Blood ran down Wolf Shadow’s arm, but he paid it no heed. Inch by inch, he forced the Seneca’s head back until water covered his face. Fiona caught a glimpse of the brave’s fear-filled eyes, and pity knifed through her as the man struggled wildly.
“Stop!” she cried. “He’s drowning.” Bubbles rose to the water’s surface. The man had nearly stopped kicking, but still, Wolf Shadow held the barrel of his musket across the Seneca’s throat. “Let him up,” Fiona insisted. “You’re murdering him.”
Wolf Shadow gave no sign that he heard her.
“Stop it!” Fiona pounded his back with her fists. “Let him up before he drowns.”
A minute passed, seeming to Fiona like hours. Finally the wolf-man released the pressure on the musket and stood up. The Seneca’s head remained submerged; his moccasined feet bobbed in the running water.
“Murderer,” she accused. She turned toward the bank, stumbling, shivering. She felt suddenly exhausted.
Wolf Shadow pulled the scarfaced man from the water and dragged him to the place where he’d hidden her beneath the falls. He removed his wolfskin cloak and his second musket, and shoved the body of the dead warrior upright in the cavity. Then he recovered the body of the brave he’d slain with a knife and placed him beside the first man. Lastly he took a corner of the wolfskin, a section from which dangled a claw, and, using the Seneca’s own blood, imprinted the pawprint of a wolf on each dead man’s forehead.
Horrified by the barbaric act, Fiona shuddered and covered her face with her hands. How had she forgotten that Wolf Shadow was an uncivilized savage? Now he’d reminded her by murdering two men before her eyes and then defacing their corpses. “You didn’t ... didn’t have . . . to ...” Her speech sounded strangely slurred. She was cold—so cold.
“Irishwoman, can you walk?”
Fiona lowered her hands and looked into Wolf Shadow’s face. “Don’t ... touch me,” she warned him. “Don’t ...” She blinked her eyes and swayed. The earth seemed to open before her, and she cried out softly as she tumbled into a black void.
 
The odors of wet wool and roasting meat teased Fiona’s consciousness. She moaned and snuggled deeper in the soft, warm furs. The sound of a rich male voice singing seemed to come from far away. She couldn’t understand the words, and the repetitive rise and fall of the melody was totally alien. Yet in some subtle way it soothed her. The chanting surrounded her, wrapped her in a protective cloak, and made her feel safe and loved.

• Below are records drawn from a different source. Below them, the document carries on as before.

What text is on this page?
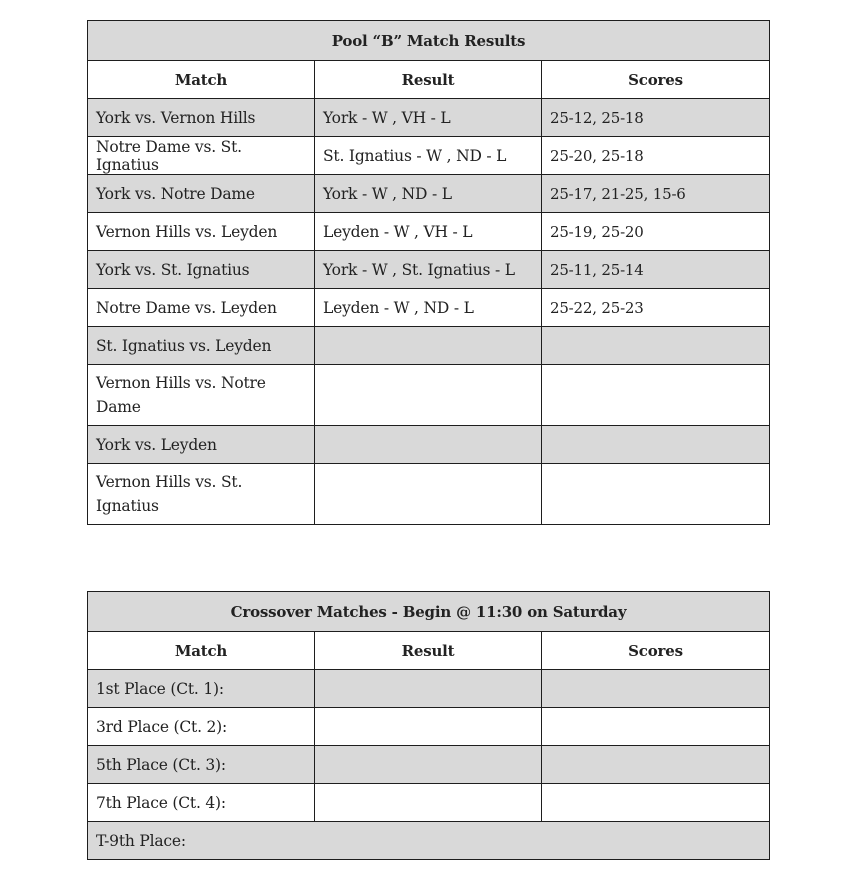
Pool “B” Match Results		
Match	Result	Scores
York vs. Vernon Hills	York - W , VH - L	25-12, 25-18
Notre Dame vs. St. Ignatius	St. Ignatius - W , ND - L	25-20, 25-18
York vs. Notre Dame	York - W , ND - L	25-17, 21-25, 15-6
Vernon Hills vs. Leyden	Leyden - W , VH - L	25-19, 25-20
York vs. St. Ignatius	York - W , St. Ignatius - L	25-11, 25-14
Notre Dame vs. Leyden	Leyden - W , ND - L	25-22, 25-23
St. Ignatius vs. Leyden		
Vernon Hills vs. Notre Dame		
York vs. Leyden		
Vernon Hills vs. St. Ignatius		
Crossover Matches - Begin @ 11:30 on Saturday		
Match	Result	Scores
1st Place (Ct. 1):		
3rd Place (Ct. 2):		
5th Place (Ct. 3):		
7th Place (Ct. 4):		
T-9th Place:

She sighed as the tension drained from her muscles. She felt as though she were cradled on a warm blanket of clouds. The cold ... the fear ... the confusion ... all were fading memories. She moistened her lips with her tongue and tried to open her eyes. Her lids seemed to be made of lead; they were too heavy. She lifted a hand and let it fall. It brushed against bare skin. Questions rose in her mind, but forming them was too difficult. Asking them would be impossible.
Gentle fingers ran through her hair.
The chanting was closer now ... it was all around her. The timbre of the voice brought tears to her eyes. The pull of sleep was intoxicating. By sheer will Fiona struggled to stay awake. And lost.
 
A warm hand caressed her naked back.
She exhaled softly and snuggled her face against a broad male chest. Her eyes snapped open, and she gave a little cry of alarm.
“Hush, Irish. You are safe here,” Wolf Shadow murmured.
She pushed frantically away, tangling her legs with his long ones. “Oh!” Fiona rose to her knees and stared at him in shock.